Time and time again, by his choice of judges, God upsets people’s expectations and goes to unlikely sources to achieve liberation. We saw it in God’s use of Othniel, the younger-brother to Caleb the Warrior Spy, to overthrow Cush of the Double-Wickedness. We saw it in God’s use of the unclean left-hander Ehud to overthrow that manicured fat-cat Eglon from the Midianite throne.
Now we see it in God’s use of two women, who are willing to stand up to the swift fury of Canaanite’s iron-fisted rule as the men cower in fear and unfaithfulness to God.
It foreshadows the ways of Jesus when the unlikely ones are called as Judges and Saviours for the people of Israel. Not only does it show God’s desire to use the “least of us”, but it is also God’s way of opening doors for the previously discarded. It is also God’s way of overturning the assumptions of the people and honour systems of the culture in order to foreshadow another way.
With Deborah God defies everything we continue to assume about the place of women and of leadership today. Of course, we have ways of maintaining those assumptions, even in the face of Deborah’s story. One way we do that is by saying Deborah and Jael are exceptions to the rule.... and there is a sense in which that is true. Patriarchy would generally prevail for many more centuries, and Deborah would prove to be an exceptional case, prompting men to follow her example more courageously in the future when they were called upon by God to do so.
Does that mean that from then on we saw women’s equality prevail? No, not at all. Like I said, Patriarchy would continue to be the cultural norm for generations to come—and not always to the total detriment of the women of the day. Just as the Bible does nothing to discredit Deborah’s leadership or the honour of Jael, neither does it hail them as hasty revolutionaries for women’s liberation.
This has led many to conclude that the Bible was content with Patriarchy, uninterested to see it overturned.
But others have seen something different going on in this text. Others have seen it as a text which upsets our assumptions not only of gender roles but also--and even before that--as a text which upsets our assumptions of what it means to be a strong and courageous Christian leader at all.

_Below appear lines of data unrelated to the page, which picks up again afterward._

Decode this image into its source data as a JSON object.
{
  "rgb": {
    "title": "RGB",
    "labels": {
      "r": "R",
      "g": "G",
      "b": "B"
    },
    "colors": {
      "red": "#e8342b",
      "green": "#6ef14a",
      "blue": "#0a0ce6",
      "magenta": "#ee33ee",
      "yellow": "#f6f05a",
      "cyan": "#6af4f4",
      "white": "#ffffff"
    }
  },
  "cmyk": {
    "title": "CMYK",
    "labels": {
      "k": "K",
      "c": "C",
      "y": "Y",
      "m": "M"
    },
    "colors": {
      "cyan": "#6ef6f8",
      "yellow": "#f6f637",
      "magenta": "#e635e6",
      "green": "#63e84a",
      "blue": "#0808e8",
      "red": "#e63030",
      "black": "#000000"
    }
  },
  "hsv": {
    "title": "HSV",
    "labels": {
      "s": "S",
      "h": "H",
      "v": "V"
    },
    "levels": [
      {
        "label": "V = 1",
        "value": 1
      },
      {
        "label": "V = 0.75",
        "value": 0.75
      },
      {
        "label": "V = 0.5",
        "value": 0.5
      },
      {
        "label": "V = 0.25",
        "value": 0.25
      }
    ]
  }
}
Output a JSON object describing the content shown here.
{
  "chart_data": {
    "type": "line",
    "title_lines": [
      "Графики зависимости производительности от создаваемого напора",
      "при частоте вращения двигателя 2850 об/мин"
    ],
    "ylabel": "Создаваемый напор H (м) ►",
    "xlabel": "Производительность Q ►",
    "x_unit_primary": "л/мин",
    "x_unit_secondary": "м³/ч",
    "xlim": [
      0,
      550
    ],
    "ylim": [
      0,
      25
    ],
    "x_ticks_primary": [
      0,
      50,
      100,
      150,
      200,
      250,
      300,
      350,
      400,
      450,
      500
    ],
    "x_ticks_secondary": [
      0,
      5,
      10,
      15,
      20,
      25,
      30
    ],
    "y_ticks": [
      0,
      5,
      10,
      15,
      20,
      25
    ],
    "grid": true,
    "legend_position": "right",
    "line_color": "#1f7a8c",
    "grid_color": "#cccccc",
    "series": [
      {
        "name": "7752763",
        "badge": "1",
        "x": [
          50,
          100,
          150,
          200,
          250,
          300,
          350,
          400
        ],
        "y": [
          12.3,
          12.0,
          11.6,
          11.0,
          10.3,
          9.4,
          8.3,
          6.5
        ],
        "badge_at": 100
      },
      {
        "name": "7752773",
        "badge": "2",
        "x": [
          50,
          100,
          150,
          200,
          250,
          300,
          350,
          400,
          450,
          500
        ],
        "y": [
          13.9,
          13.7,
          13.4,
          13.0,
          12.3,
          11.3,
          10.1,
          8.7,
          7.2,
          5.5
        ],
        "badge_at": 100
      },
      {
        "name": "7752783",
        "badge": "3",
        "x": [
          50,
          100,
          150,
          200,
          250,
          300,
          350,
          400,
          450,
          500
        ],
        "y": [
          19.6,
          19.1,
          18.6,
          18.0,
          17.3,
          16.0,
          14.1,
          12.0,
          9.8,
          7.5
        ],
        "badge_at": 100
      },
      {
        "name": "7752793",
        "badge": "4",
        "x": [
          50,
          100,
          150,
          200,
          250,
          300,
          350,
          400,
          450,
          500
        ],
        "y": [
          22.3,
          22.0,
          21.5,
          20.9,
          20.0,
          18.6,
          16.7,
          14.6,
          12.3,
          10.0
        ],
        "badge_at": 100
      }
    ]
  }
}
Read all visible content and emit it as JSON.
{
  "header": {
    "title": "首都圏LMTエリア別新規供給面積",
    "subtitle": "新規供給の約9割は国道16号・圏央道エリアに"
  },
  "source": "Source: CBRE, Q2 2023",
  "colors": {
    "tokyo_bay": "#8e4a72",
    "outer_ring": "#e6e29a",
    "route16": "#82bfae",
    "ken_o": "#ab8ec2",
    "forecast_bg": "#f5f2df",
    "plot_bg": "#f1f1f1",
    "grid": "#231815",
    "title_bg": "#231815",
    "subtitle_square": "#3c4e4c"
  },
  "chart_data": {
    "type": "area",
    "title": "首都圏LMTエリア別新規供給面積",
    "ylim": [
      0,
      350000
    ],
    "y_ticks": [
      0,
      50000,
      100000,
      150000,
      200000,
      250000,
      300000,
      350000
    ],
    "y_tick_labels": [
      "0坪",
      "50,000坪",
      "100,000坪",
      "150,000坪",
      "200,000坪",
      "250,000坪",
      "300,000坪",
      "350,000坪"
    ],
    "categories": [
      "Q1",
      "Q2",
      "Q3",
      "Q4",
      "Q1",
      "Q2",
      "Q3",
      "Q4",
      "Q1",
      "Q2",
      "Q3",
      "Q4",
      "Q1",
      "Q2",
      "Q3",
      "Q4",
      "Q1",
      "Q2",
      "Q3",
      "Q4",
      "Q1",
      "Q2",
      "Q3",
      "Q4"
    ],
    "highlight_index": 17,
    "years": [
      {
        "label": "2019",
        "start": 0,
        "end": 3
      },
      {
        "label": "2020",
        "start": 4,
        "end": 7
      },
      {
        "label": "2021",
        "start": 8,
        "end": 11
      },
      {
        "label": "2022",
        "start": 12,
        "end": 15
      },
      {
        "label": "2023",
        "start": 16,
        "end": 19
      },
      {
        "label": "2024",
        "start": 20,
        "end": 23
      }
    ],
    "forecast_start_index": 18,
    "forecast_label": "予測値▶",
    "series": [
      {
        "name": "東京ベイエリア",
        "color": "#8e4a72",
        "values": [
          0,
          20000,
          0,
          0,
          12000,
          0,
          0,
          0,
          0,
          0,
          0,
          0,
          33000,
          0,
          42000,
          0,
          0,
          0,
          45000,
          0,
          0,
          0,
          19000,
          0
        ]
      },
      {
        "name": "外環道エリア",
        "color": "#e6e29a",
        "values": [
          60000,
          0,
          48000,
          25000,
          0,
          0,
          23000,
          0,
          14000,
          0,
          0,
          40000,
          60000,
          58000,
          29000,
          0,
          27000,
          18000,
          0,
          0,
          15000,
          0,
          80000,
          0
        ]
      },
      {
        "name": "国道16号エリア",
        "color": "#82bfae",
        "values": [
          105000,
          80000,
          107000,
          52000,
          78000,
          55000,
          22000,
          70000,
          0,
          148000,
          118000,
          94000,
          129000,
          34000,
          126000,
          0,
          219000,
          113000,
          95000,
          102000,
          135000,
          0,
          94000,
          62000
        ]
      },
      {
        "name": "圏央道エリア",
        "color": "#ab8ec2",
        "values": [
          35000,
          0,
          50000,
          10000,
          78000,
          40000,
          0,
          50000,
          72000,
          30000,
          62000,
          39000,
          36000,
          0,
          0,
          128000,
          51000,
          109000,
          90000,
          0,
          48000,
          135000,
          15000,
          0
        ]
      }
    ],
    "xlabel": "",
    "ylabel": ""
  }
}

It is subtle but it is there. You need to have a bit of a lyrical eye to see it but it is there and, as a song, it asks to be read that way. It is right there in the beginning and the end of Deborah’s song, in chapter five.... We have to notice how the song is framed, which is so important:
Notice who sings Deborah's song.
Even though Barak refused to obey God’s instructions and Deborah had to go with him to get it done; even though it was Barak’s tribe who suffered most at the hands of Jabin and Deborah had to come way up from the south to give them the courage to step up for God; even though Deborah prophesied that the honour would go to a woman and it ended up being a foreign woman at that.
Even though the honour was to go to a woman, when Deborah is revealed as Israel’s Saviour and Judge and sings one of the earliest of Israel’s songs, is she content to go solo? Is she happy to sing it alone? Is she interested in the honour codes of her day and taking it for herself?
She brings Barak along and together they sing a duet.
In verse 12 they turn to each other and encourage one another in the Lord to wake up, to arise, and to follow the Lord their God.
It leads me to believe that Deborah herself, as the example of faithful and humble leadership she is, might have preferred that her song be titled some other way. She’d probably insist that it be known by its climactic and final line:
“May all who love you Lord, be like the sun when it rises in its strength.”
That is to say that our strength is revealed each new day, and its source is not of this world and its systems and means of honour and power and glory. The source of our strength is the Lord, and the sacred means of his kingdom in this world is love. Because God gave His Law for our good, and time & time again we’ve turned it to disorder, but God stepped into the mess in Jesus Christ, and reorders us in the goodness of his grace and peace.